Reviewed by Rebecca P. Scales (Rochester Institute of Technology)
Published on H-Disability (July, 2014)
Commissioned by Iain C. Hutchison (University of Glasgow)
Yvla Söderfeldt’s From Pathology to Public Sphere: The German Deaf Movement, 1848-1914 examines the “emergence and expression of [a] new way of being deaf” in Germany between the Revolution of 1848 and the outbreak of the First World War (p. 13). During this period, deaf people began to appear less as objects of pity or pathological illness, Söderfeldt argues, and “more as sociable peer groups, as lobbyists, organizers, writers, and thinkers,” in turn displaying a “new way of being deaf” that was visible in deaf clubs, deaf newspapers, and public events organized by deaf people (p. 13). The study focuses on people known in the nineteenth century as Taubstummen (“deaf-mutes”): individuals with congenital or early hearing loss. According to Söderfeldt, little is known about nineteenth-century German sign language (Gebärdensprache, “gesture language,” or Zeichensprache, “sign language”), including whether there were multiple regional sign languages or a single German Sign Language.
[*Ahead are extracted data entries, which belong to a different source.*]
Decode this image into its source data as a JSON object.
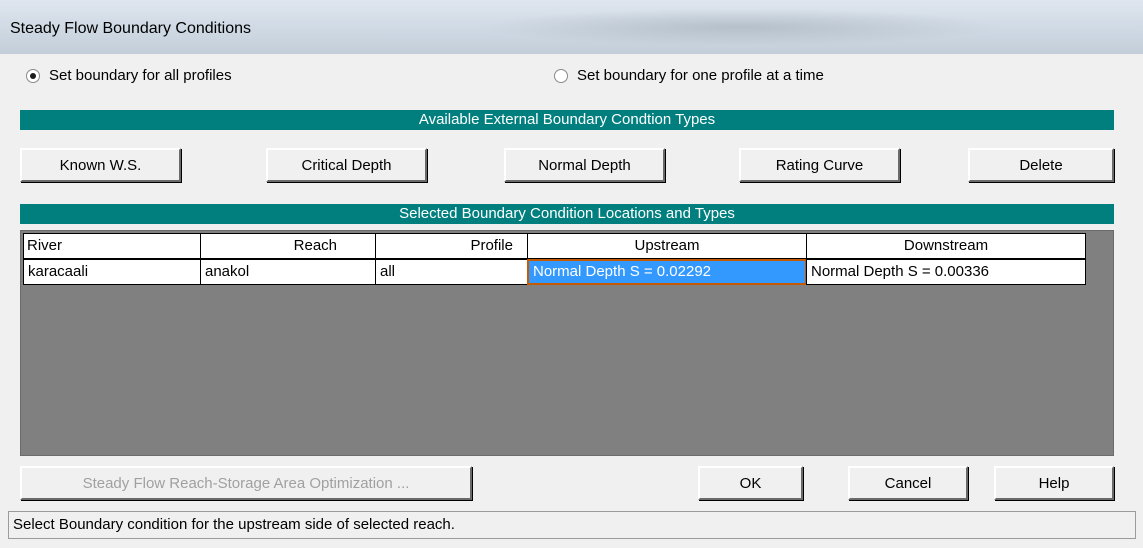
{
  "window": {
    "title": "Steady Flow Boundary Conditions"
  },
  "options": {
    "all_profiles_label": "Set boundary for all profiles",
    "one_profile_label": "Set boundary for one profile at a time",
    "selected": "all_profiles"
  },
  "available_types": {
    "header": "Available External Boundary Condtion Types",
    "buttons": {
      "known_ws": "Known W.S.",
      "critical_depth": "Critical Depth",
      "normal_depth": "Normal Depth",
      "rating_curve": "Rating Curve",
      "delete": "Delete"
    }
  },
  "locations": {
    "header": "Selected Boundary Condition Locations and Types",
    "columns": [
      "River",
      "Reach",
      "Profile",
      "Upstream",
      "Downstream"
    ],
    "rows": [
      {
        "river": "karacaali",
        "reach": "anakol",
        "profile": "all",
        "upstream": "Normal Depth S = 0.02292",
        "downstream": "Normal Depth S = 0.00336"
      }
    ],
    "selected_cell": "upstream"
  },
  "footer": {
    "optimization_label": "Steady Flow Reach-Storage Area Optimization ...",
    "ok_label": "OK",
    "cancel_label": "Cancel",
    "help_label": "Help"
  },
  "status_text": "Select Boundary condition for the upstream side of selected reach.",
  "colors": {
    "header_bar": "#017f7f",
    "selection": "#3399ff",
    "selection_border": "#c65a00",
    "grid_background": "#808080"
  }
}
She consequently refrains from capitalizing “Deaf,” an ahistorical gesture she believes would impose a unified self-image and cultural identity on a diverse deaf population that included both signers and nonsigners.
Building on the theories of Michel Foucault (1926-84) and Jürgen Habermas (b. 1929), the book seeks to uncover how deaf people appeared in the public sphere by examining the “system according to which statements concerning deaf people were dispersed,” and “which objects appeared in the statements, who was able to make the statements and be listened to, and what types of statements it was possible to make.” Söderfeldt’s discourse analysis is less concerned with the “views expressed by ... hearing professionals and deaf activists” than the “rules according to which they took shape and appeared” (p. 19). To this end, the book analyzes a wide range of print sources ranging from census and court records to police files, several regional state archives, and newspapers produced by deaf associations in the late nineteenth century.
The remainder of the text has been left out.